Un día, Sayf al-Dawla paseaba por los alrededores de Damasco con Sharīf al-ʿUqaylī. Observó la región de Ghūṭa de Damasco y dijo: "Todo esto debería pertenecer al diván del sultán." Con esto, insinuaba que iba a arrebatar estas tierras a sus dueños. Estas palabras provocaron la ira en el corazón de al-ʿUqaylī, quien fue a comunicarlas a los damascenos. Ellos escribieron una carta a Kāfūr al-Ijshid pidiendo ayuda. Kāfūr al-Ijshid llegó con un gran ejército, expulsó a Sayf al-Dawla primero de Damasco y luego de Alepo.

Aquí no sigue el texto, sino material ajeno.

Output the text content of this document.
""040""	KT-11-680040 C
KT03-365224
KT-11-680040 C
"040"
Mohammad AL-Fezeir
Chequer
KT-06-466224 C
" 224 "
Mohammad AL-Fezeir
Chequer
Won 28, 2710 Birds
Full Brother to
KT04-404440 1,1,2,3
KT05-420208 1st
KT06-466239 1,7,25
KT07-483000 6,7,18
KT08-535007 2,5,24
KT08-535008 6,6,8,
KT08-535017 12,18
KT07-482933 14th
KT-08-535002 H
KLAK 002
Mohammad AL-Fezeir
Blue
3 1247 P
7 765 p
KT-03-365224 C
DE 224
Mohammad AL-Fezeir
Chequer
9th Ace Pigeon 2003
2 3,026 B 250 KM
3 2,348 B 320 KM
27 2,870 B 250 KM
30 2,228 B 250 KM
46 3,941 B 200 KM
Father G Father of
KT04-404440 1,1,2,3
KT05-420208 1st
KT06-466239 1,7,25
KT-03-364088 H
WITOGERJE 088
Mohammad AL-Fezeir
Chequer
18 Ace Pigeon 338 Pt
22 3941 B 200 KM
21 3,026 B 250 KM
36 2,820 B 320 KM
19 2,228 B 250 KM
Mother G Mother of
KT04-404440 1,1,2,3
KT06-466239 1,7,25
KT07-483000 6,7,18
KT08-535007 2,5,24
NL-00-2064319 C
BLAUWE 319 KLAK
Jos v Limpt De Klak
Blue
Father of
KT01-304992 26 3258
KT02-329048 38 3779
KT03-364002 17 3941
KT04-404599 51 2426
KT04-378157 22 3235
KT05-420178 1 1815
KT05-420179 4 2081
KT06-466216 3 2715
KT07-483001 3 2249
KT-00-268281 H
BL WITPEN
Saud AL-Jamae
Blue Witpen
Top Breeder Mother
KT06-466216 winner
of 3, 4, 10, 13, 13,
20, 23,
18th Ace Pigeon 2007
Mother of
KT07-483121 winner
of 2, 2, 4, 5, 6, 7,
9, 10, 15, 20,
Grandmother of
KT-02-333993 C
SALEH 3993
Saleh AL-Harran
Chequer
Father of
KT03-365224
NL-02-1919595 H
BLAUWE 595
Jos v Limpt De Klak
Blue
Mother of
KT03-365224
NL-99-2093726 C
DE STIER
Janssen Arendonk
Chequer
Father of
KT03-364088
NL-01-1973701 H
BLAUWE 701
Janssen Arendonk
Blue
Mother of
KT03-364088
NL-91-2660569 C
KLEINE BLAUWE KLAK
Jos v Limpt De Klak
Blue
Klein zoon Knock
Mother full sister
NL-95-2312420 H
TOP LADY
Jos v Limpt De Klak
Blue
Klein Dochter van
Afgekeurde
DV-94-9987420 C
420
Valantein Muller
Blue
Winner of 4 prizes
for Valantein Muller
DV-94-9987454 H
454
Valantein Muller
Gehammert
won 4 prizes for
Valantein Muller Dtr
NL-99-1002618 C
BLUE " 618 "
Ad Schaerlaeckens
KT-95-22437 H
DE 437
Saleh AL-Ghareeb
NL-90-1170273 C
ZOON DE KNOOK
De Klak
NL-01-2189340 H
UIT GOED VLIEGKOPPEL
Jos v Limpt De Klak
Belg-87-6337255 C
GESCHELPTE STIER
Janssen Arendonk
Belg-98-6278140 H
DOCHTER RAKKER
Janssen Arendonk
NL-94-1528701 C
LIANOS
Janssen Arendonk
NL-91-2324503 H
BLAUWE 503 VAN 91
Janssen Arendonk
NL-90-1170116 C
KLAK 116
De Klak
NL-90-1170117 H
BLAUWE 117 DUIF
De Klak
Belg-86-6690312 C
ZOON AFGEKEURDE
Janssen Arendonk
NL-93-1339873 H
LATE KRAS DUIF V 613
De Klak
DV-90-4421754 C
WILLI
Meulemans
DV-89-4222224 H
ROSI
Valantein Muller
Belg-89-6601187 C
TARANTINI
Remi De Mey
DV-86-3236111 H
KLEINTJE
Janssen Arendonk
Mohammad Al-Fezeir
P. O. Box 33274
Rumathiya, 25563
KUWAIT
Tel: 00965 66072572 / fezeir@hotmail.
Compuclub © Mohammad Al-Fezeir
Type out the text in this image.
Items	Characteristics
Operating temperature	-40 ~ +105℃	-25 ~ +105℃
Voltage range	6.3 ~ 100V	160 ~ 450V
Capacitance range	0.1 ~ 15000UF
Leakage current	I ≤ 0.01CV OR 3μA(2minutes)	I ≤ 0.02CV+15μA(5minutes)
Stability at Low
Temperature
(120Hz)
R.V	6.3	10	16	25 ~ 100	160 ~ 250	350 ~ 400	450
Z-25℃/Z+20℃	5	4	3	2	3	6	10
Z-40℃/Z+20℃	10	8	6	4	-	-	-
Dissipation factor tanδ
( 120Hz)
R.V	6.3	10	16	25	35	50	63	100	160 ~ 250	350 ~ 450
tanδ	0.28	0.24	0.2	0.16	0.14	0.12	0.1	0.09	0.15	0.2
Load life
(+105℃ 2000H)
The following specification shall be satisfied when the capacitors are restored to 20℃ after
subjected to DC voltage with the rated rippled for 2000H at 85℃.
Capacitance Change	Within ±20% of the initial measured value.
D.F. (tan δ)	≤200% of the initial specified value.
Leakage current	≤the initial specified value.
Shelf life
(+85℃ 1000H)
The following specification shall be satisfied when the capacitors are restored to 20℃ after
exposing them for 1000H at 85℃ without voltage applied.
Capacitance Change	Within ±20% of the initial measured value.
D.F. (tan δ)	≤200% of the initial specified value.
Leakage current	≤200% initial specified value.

Dejó un representante en Alepo y regresó a Damasco, donde también dejó a Badr al-Ijshid como su representante. Cuando Kāfūr al-Ijshid regresó a Egipto, Sayf al-Dawla atacó de nuevo Alepo y la tomó, pero como ya no quedaba nada en Damasco que codiciar, no la atacó. El mencionado Kāfūr al-Ijshid fue tanto satirizado como elogiado por al-Mutanabbī.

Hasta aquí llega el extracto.